= International Publisher Ltd. =

Russian paper mill

International Publisher Ltd. (or International Publisher LLC) is an academic paper mill company that coordinates the sale of fake authorships on research papers for publication in an academic journal. The company is headquartered in Moscow (Russia) with offices in Ukraine, Kazakhstan, and Iran, and lists its chief editor as Ksenia Badziun. Its website has existed since 2018.

Buyers can preselect a number of critera for their desired article. Many papers are created specifically for the purpose of selling co-authorships, and only after a sufficient number of slots are sold, and the company recruits writers to produce at least some of these papers. Others may be otherwise legitimate articles; there is evidence that it also approaches authors published in high-quality journals to sell co-authorship slots. Slots are priced according to the prestige of the journal and the position of the slot in the list of purported collaborators.
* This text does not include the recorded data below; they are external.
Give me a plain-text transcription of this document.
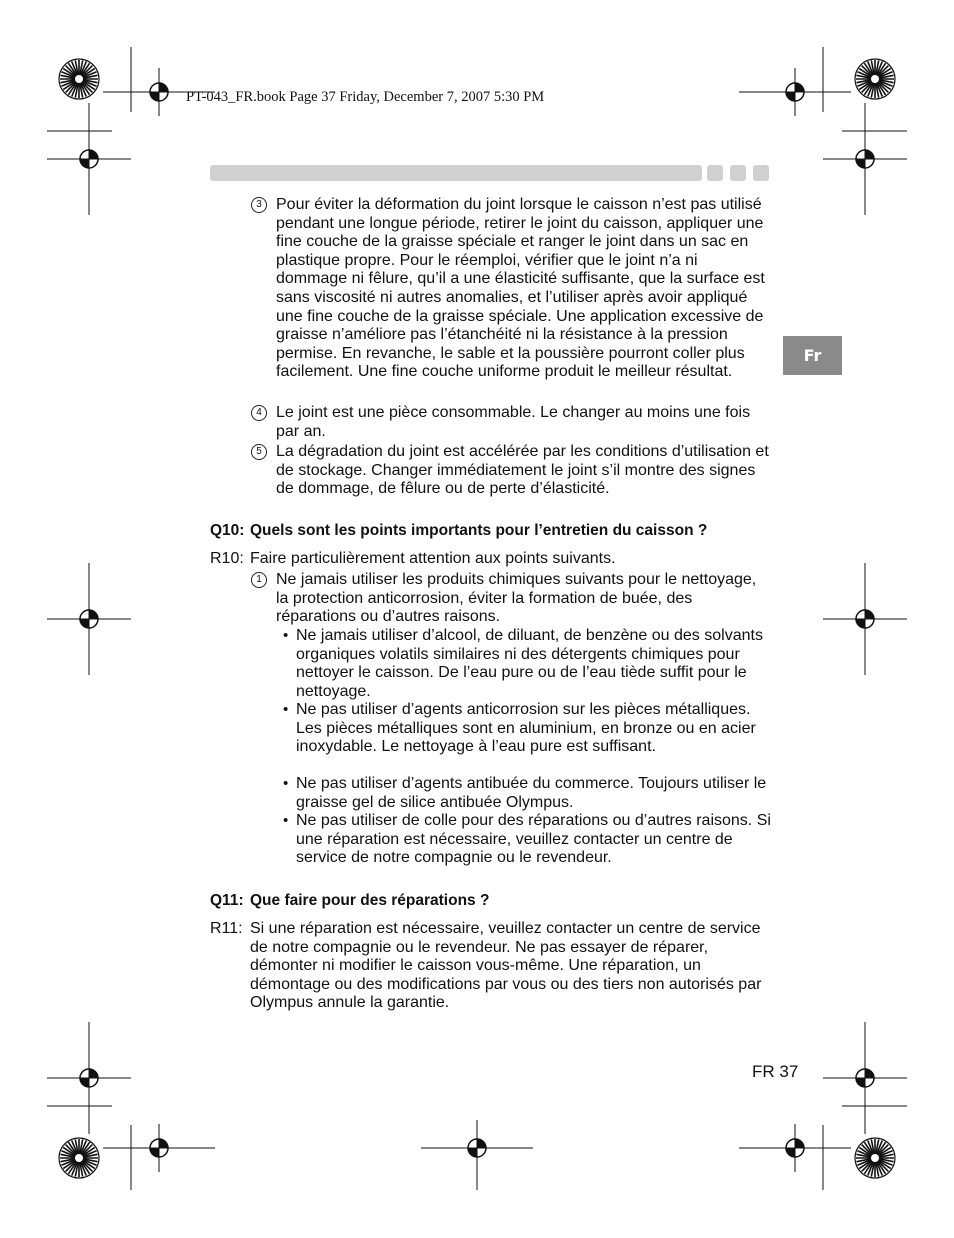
PT-043_FR.book Page 37 Friday, December 7, 2007 5:30 PM
Fr
3 Pour éviter la déformation du joint lorsque le caisson n’est pas utilisé pendant une longue période, retirer le joint du caisson, appliquer une fine couche de la graisse spéciale et ranger le joint dans un sac en plastique propre. Pour le réemploi, vérifier que le joint n’a ni dommage ni fêlure, qu’il a une élasticité suffisante, que la surface est sans viscosité ni autres anomalies, et l’utiliser après avoir appliqué une fine couche de la graisse spéciale. Une application excessive de graisse n’améliore pas l’étanchéité ni la résistance à la pression permise. En revanche, le sable et la poussière pourront coller plus facilement. Une fine couche uniforme produit le meilleur résultat.
4 Le joint est une pièce consommable. Le changer au moins une fois par an.
5 La dégradation du joint est accélérée par les conditions d’utilisation et de stockage. Changer immédiatement le joint s’il montre des signes de dommage, de fêlure ou de perte d’élasticité.
Q10: Quels sont les points importants pour l’entretien du caisson ?
R10: Faire particulièrement attention aux points suivants.
1 Ne jamais utiliser les produits chimiques suivants pour le nettoyage, la protection anticorrosion, éviter la formation de buée, des réparations ou d’autres raisons.
• Ne jamais utiliser d’alcool, de diluant, de benzène ou des solvants organiques volatils similaires ni des détergents chimiques pour nettoyer le caisson. De l’eau pure ou de l’eau tiède suffit pour le nettoyage.
• Ne pas utiliser d’agents anticorrosion sur les pièces métalliques. Les pièces métalliques sont en aluminium, en bronze ou en acier inoxydable. Le nettoyage à l’eau pure est suffisant.
• Ne pas utiliser d’agents antibuée du commerce. Toujours utiliser le graisse gel de silice antibuée Olympus.
• Ne pas utiliser de colle pour des réparations ou d’autres raisons. Si une réparation est nécessaire, veuillez contacter un centre de service de notre compagnie ou le revendeur.
Q11: Que faire pour des réparations ?
R11: Si une réparation est nécessaire, veuillez contacter un centre de service de notre compagnie ou le revendeur. Ne pas essayer de réparer, démonter ni modifier le caisson vous-même. Une réparation, un démontage ou des modifications par vous ou des tiers non autorisés par Olympus annule la garantie.
FR 37
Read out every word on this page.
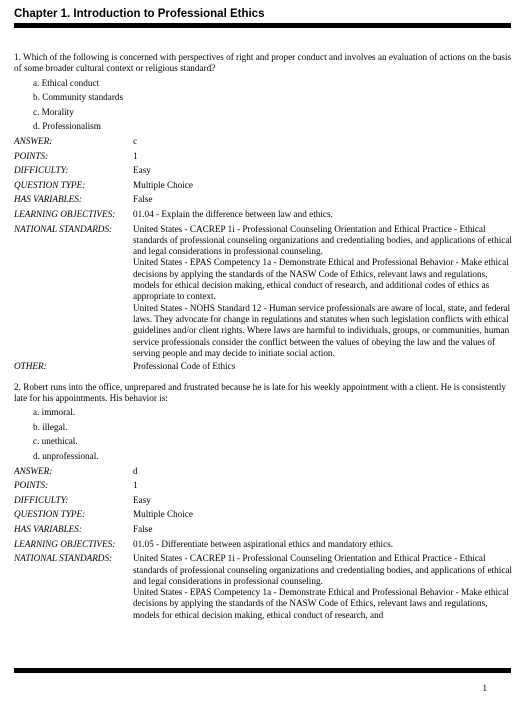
Chapter 1. Introduction to Professional Ethics

1. Which of the following is concerned with perspectives of right and proper conduct and involves an evaluation of actions on the basis of some broader cultural context or religious standard?

a. Ethical conduct
b. Community standards
c. Morality
d. Professionalism
ANSWER:	c
POINTS:	1
DIFFICULTY:	Easy
QUESTION TYPE:	Multiple Choice
HAS VARIABLES:	False
LEARNING OBJECTIVES:	01.04 - Explain the difference between law and ethics.
NATIONAL STANDARDS:	United States - CACREP 1i - Professional Counseling Orientation and Ethical Practice - Ethical standards of professional counseling organizations and credentialing bodies, and applications of ethical and legal considerations in professional counseling.

United States - EPAS Competency 1a - Demonstrate Ethical and Professional Behavior - Make ethical decisions by applying the standards of the NASW Code of Ethics, relevant laws and regulations, models for ethical decision making, ethical conduct of research, and additional codes of ethics as appropriate to context.

United States - NOHS Standard 12 - Human service professionals are aware of local, state, and federal laws. They advocate for change in regulations and statutes when such legislation conflicts with ethical guidelines and/or client rights. Where laws are harmful to individuals, groups, or communities, human service professionals consider the conflict between the values of obeying the law and the values of serving people and may decide to initiate social action.

OTHER:	Professional Code of Ethics

2. Robert runs into the office, unprepared and frustrated because he is late for his weekly appointment with a client. He is consistently late for his appointments. His behavior is:

a. immoral.
b. illegal.
c. unethical.
d. unprofessional.
ANSWER:	d
POINTS:	1
DIFFICULTY:	Easy
QUESTION TYPE:	Multiple Choice
HAS VARIABLES:	False
LEARNING OBJECTIVES:	01.05 - Differentiate between aspirational ethics and mandatory ethics.
NATIONAL STANDARDS:	United States - CACREP 1i - Professional Counseling Orientation and Ethical Practice - Ethical standards of professional counseling organizations and credentialing bodies, and applications of ethical and legal considerations in professional counseling.

United States - EPAS Competency 1a - Demonstrate Ethical and Professional Behavior - Make ethical decisions by applying the standards of the NASW Code of Ethics, relevant laws and regulations, models for ethical decision making, ethical conduct of research, and

1
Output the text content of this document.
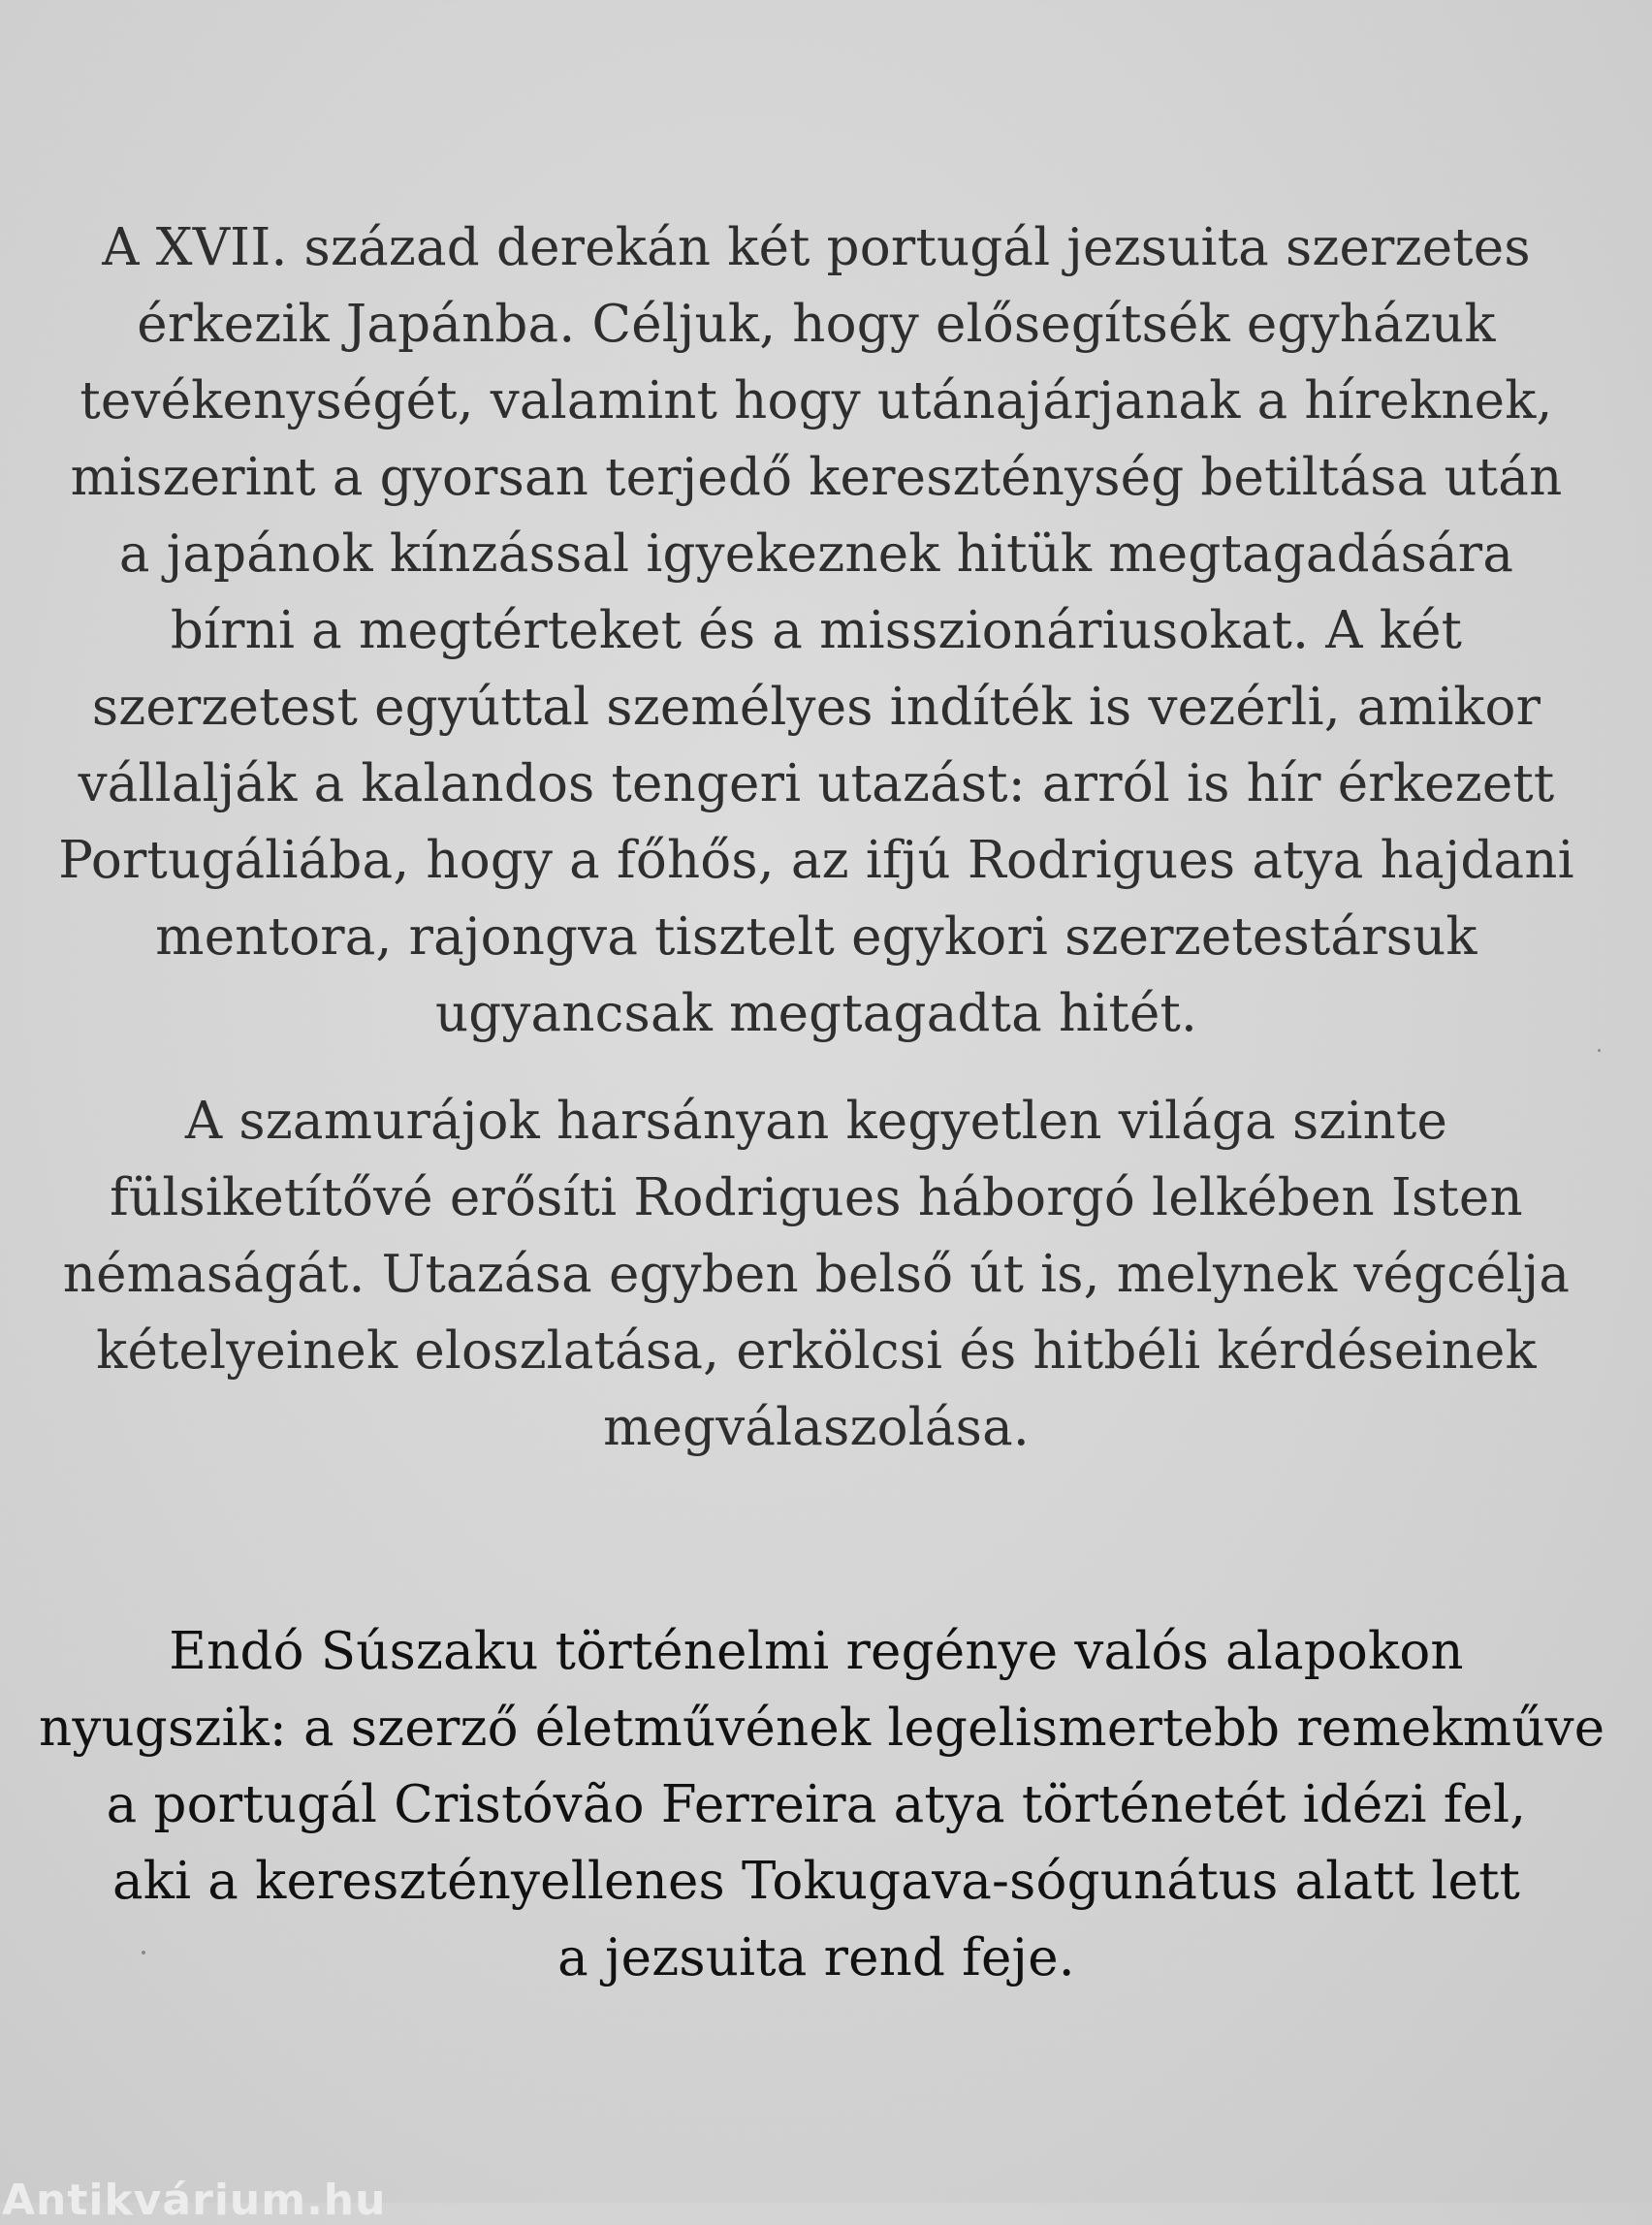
A XVII. század derekán két portugál jezsuita szerzetes
érkezik Japánba. Céljuk, hogy elősegítsék egyházuk
tevékenységét, valamint hogy utánajárjanak a híreknek,
miszerint a gyorsan terjedő kereszténység betiltása után
a japánok kínzással igyekeznek hitük megtagadására
bírni a megtérteket és a misszionáriusokat. A két
szerzetest egyúttal személyes indíték is vezérli, amikor
vállalják a kalandos tengeri utazást: arról is hír érkezett
Portugáliába, hogy a főhős, az ifjú Rodrigues atya hajdani
mentora, rajongva tisztelt egykori szerzetestársuk
ugyancsak megtagadta hitét.

A szamurájok harsányan kegyetlen világa szinte
fülsiketítővé erősíti Rodrigues háborgó lelkében Isten
némaságát. Utazása egyben belső út is, melynek végcélja
kételyeinek eloszlatása, erkölcsi és hitbéli kérdéseinek
megválaszolása.

Endó Súszaku történelmi regénye valós alapokon
nyugszik: a szerző életművének legelismertebb remekműve
a portugál Cristóvão Ferreira atya történetét idézi fel,
aki a keresztényellenes Tokugava-sógunátus alatt lett
a jezsuita rend feje.

Antikvárium.hu
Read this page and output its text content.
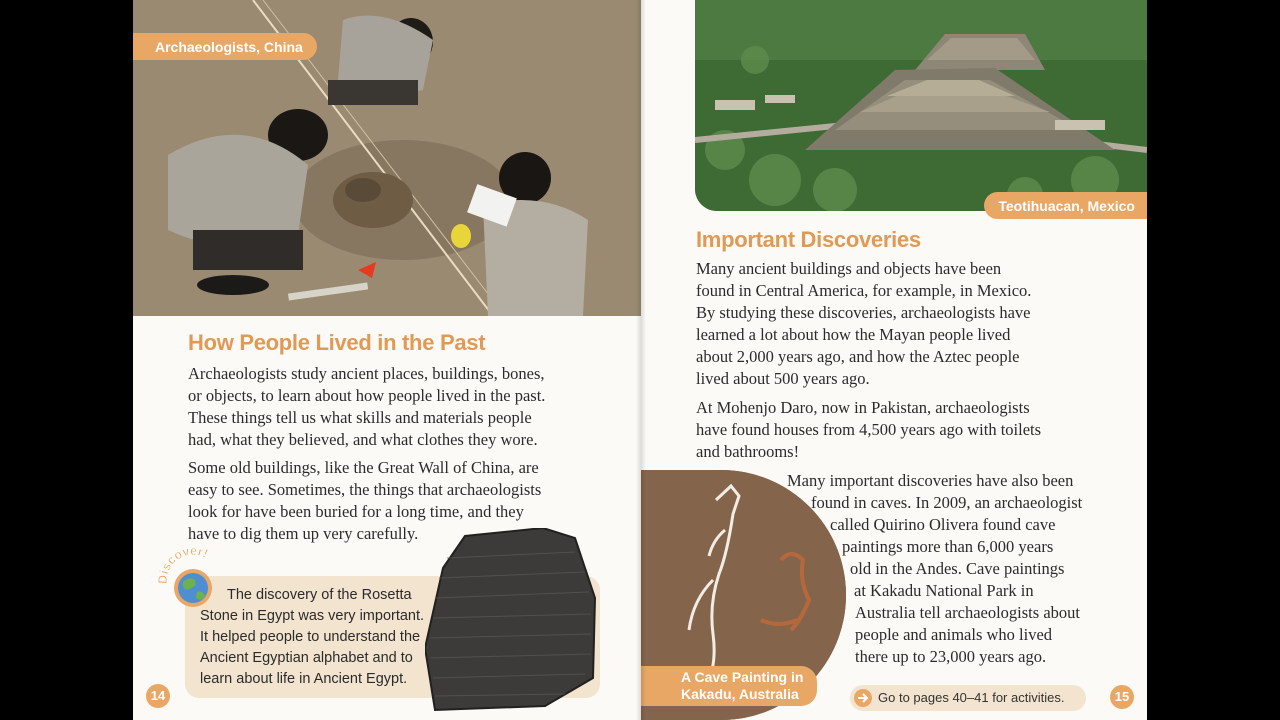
Archaeologists, China
How People Lived in the Past
Archaeologists study ancient places, buildings, bones,
or objects, to learn about how people lived in the past.
These things tell us what skills and materials people
had, what they believed, and what clothes they wore.
Some old buildings, like the Great Wall of China, are
easy to see. Sometimes, the things that archaeologists
look for have been buried for a long time, and they
have to dig them up very carefully.
The discovery of the Rosetta
Stone in Egypt was very important.
It helped people to understand the
Ancient Egyptian alphabet and to
learn about life in Ancient Egypt.
Discover!
14
Teotihuacan, Mexico
Important Discoveries
Many ancient buildings and objects have been
found in Central America, for example, in Mexico.
By studying these discoveries, archaeologists have
learned a lot about how the Mayan people lived
about 2,000 years ago, and how the Aztec people
lived about 500 years ago.
At Mohenjo Daro, now in Pakistan, archaeologists
have found houses from 4,500 years ago with toilets
and bathrooms!
A Cave Painting in
Kakadu, Australia
Many important discoveries have also been
found in caves. In 2009, an archaeologist
called Quirino Olivera found cave
paintings more than 6,000 years
old in the Andes. Cave paintings
at Kakadu National Park in
Australia tell archaeologists about
people and animals who lived
there up to 23,000 years ago.
Go to pages 40–41 for activities.	15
==Discovery and investigation==
The company was exposed by scientific misconduct tracking website Retraction Watch in 2019. In 2022, a report on arXiv was covered by Science Magazine detailing how International Publisher Ltd. had published hundreds of academic papers across diverse academic journals, including from respected publishing companies. Some of these publishers have opened an investigation into the matter. In 2019, the scientific indexing company Clarivate's Web of Science group sent International Publisher Ltd. a cease-and-desist letter, which was ignored.